O advogado Marcelo Teixeira, responsável pela defesa, confirmou a libertação da cliente. “Já deve estar em casa”, afirmou. Contudo, a revogação da prisão não encerra a investigação nem afasta uma possível responsabilização criminal.
Jéssika é companheira do empresário Douglas Silva de Oliveira Azara, de 26 anos, dono da fintech Naskar Gestão de Ativos. A polícia considera Douglas um dos principais investigados e também obteve uma ordem de prisão preventiva contra ele.
Porém, o empresário deixou o Brasil antes do cumprimento do mandado e viajou para Dubai, nos Emirados Árabes Unidos. Segundo a apuração, ele permanece fora do país.
Polícia apura invasão à Zema Financeira
A investigação apura uma invasão aos sistemas da Zema Financeira, empresa ligada à família do ex-governador de Minas Gerais, Romeu Zema. Os suspeitos teriam usado credenciais comprometidas para acessar as plataformas internas.
Em seguida, o grupo teria realizado transferências via Pix para contas ligadas aos investigados. A ação teria causado um prejuízo de R$ 75 milhões, com aproximadamente R$ 60 milhões desviados.
A própria instituição identificou movimentações atípicas no fim de 2025 e comunicou o caso às autoridades. Desde então, os investigadores analisam contas bancárias, registros digitais e o destino dos recursos.

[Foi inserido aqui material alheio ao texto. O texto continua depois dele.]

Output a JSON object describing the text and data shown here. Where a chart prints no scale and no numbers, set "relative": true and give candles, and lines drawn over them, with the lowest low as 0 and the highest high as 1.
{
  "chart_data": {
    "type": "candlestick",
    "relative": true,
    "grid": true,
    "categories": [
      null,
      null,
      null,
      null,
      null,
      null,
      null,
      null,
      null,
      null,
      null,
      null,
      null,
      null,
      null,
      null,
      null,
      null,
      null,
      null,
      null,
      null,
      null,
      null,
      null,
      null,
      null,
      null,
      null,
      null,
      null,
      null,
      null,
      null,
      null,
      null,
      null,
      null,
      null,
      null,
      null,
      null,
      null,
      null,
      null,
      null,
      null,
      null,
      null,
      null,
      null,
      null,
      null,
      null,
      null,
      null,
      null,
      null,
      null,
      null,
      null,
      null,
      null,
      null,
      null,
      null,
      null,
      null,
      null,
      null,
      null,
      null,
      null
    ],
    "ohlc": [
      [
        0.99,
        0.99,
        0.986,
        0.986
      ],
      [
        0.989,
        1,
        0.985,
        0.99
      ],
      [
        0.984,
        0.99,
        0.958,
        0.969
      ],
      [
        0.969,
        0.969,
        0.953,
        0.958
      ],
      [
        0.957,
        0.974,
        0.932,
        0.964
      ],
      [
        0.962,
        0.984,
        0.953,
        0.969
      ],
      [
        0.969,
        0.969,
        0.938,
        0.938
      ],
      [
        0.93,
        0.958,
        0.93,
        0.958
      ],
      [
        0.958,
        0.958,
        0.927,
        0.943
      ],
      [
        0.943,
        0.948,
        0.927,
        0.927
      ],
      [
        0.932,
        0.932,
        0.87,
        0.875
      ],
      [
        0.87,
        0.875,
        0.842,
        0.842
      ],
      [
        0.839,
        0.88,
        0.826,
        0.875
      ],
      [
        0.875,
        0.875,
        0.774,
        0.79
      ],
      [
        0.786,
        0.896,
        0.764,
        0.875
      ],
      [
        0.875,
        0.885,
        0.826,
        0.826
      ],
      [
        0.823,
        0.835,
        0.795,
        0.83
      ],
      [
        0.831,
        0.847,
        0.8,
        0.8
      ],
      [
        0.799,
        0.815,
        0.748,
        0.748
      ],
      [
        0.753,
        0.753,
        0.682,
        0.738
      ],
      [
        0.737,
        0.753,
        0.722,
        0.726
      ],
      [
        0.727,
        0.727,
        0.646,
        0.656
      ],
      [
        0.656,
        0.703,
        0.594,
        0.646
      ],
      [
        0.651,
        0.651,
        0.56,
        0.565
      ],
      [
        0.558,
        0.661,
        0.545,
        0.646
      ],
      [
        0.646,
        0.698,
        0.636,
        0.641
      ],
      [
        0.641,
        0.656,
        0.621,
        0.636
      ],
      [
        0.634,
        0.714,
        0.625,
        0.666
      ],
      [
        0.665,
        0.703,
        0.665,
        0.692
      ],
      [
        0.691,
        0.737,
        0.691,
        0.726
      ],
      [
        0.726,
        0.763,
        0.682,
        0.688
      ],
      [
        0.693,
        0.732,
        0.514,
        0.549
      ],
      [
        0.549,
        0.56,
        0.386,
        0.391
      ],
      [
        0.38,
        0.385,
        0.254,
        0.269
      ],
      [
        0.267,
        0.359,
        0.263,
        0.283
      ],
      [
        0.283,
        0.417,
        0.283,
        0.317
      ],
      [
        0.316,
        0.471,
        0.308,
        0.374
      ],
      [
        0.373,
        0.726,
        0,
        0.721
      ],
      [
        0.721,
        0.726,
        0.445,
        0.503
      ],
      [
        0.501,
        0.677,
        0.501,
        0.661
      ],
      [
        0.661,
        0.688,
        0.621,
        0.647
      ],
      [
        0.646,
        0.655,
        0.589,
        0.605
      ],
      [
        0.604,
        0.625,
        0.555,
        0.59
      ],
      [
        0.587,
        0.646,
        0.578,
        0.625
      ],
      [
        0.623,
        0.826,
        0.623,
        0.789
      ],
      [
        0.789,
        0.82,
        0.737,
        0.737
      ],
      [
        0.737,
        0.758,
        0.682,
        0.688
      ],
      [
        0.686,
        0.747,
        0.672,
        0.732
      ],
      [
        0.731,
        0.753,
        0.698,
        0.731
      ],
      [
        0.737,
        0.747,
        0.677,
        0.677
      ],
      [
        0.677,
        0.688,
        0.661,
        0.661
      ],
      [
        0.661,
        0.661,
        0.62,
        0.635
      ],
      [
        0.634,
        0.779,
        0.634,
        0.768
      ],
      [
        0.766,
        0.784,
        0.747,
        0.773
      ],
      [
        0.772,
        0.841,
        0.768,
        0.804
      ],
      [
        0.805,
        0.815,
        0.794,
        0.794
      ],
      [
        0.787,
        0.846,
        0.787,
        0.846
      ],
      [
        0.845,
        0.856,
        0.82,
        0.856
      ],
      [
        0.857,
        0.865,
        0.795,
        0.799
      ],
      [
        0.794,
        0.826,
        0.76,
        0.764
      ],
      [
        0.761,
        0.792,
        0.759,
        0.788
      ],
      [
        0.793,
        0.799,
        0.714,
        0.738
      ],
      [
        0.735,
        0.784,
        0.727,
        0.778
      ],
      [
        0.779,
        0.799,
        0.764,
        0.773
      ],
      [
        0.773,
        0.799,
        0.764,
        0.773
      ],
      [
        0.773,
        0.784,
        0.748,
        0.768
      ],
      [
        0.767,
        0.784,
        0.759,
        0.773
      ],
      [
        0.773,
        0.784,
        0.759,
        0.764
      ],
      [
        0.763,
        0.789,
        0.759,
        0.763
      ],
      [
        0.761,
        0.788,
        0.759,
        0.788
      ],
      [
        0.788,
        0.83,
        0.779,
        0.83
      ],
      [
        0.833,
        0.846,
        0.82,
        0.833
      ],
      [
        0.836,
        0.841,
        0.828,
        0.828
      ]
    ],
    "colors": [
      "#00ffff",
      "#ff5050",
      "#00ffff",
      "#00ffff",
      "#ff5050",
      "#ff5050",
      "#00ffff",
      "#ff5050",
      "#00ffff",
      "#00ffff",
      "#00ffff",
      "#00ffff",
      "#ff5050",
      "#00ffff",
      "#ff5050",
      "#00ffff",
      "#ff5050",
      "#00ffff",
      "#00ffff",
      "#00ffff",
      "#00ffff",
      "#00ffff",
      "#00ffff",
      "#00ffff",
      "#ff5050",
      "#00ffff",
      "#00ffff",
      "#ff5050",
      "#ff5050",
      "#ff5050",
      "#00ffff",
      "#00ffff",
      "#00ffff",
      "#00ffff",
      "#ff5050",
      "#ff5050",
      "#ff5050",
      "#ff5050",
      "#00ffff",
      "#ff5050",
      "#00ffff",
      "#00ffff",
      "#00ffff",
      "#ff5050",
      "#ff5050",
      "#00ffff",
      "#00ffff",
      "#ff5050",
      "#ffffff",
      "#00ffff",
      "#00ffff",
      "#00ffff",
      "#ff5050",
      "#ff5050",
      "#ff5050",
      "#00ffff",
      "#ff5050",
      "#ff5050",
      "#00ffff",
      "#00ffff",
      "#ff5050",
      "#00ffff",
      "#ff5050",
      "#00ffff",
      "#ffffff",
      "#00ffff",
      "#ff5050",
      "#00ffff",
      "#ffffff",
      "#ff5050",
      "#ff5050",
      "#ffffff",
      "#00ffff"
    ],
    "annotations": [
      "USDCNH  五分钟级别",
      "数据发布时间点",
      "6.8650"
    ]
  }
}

Além disso, a polícia investiga a atuação da Naskar Gestão de Ativos. A fintech captava dinheiro de investidores e prometia rendimentos superiores aos praticados pelo mercado financeiro.
Prejuízo pode atingir 3 mil investidores
Posteriormente, a empresa teria enfrentado dificuldades financeiras e interrompido pagamentos e devoluções. As autoridades estimam que cerca de 3 mil investidores tenham sido prejudicados em todo o país.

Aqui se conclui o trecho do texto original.